Most women under the circumstances would have fired up—repelled the insinuation angrily. But Marian Selwood was not of that sort.
“Poor Renshaw is quite unlucky enough, without having a—well—damaged heart thrown into the scale,” she went on. “His life is hard enough in all conscience, and is just now a well-nigh hopeless struggle, I don’t mind telling you in confidence. I dare say you think there isn’t much in him because he is reserved; but more than once his cool courage has been the means of saving not one life, but many. I have heard men say, not once, not yet twice, that in any undertaking involving peril or enterprise there is no man they would rather have at their side than Renshaw Fanning. And he is the most unselfish of men. His is a splendid character, and one not often met with in these days.”
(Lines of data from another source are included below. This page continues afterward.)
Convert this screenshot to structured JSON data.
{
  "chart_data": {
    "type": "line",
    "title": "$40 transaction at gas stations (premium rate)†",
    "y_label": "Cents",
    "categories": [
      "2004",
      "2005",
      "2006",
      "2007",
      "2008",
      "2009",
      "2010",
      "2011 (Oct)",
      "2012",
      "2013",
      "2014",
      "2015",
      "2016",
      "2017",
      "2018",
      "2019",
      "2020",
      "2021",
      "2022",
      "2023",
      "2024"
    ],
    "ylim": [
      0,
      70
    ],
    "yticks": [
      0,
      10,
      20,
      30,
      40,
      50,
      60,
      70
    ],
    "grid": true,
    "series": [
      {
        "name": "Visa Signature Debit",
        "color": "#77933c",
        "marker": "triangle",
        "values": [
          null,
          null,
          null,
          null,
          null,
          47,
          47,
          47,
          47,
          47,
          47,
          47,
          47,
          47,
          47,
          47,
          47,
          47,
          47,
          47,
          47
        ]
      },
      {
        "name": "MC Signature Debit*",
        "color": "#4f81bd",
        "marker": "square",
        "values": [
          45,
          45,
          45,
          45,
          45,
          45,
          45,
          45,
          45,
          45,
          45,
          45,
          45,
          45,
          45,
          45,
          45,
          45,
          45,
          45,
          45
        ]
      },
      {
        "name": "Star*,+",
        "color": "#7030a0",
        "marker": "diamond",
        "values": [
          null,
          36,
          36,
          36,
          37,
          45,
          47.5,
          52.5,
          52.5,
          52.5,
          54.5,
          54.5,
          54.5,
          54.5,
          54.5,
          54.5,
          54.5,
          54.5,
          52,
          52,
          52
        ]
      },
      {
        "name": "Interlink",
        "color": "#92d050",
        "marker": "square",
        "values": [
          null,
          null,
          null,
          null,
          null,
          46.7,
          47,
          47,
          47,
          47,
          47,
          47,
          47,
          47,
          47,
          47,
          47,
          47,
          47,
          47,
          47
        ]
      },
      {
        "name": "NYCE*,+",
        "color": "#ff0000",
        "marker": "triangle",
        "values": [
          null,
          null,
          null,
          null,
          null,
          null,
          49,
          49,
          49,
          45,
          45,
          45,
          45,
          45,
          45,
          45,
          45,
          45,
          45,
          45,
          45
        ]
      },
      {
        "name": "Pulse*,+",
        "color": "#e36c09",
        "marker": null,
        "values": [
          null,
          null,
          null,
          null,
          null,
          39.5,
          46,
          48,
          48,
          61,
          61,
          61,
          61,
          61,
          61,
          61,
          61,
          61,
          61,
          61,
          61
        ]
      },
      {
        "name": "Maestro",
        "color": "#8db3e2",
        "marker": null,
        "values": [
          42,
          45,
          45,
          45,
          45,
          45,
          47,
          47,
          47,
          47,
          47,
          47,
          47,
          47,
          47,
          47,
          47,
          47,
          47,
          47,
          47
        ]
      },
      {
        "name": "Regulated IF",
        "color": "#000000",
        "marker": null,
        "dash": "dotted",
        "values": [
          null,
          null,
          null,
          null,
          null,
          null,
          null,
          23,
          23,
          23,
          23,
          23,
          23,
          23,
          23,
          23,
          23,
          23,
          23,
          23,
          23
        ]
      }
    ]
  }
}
“Well done! Well done, Marian!” cried Violet, mischievously. “The secret is out at last. I know where Mr Fanning’s trumpeter lives. But, joking apart, he is awfully nice, only a trifle too solemn, you know, like yourself; in fact, you would suit each other admirably. There now, don’t get huffy. I assure you I quite missed him for ever so long after he left. How long is it since he left?”
“Just over five weeks.”
“As long as that, is it? Well, I wish he’d come again; there, is that an adequate tribute to your Bayard? But I suppose he won’t be able to come all that distance again—hundreds of miles, isn’t it?—for ever so long—and then I shall be gone—Oh! Look there! Look, Marian, look!” she broke off, her voice rising to a scream, as she pointed, terror-stricken, to an object rising out of the grass some twenty yards distant.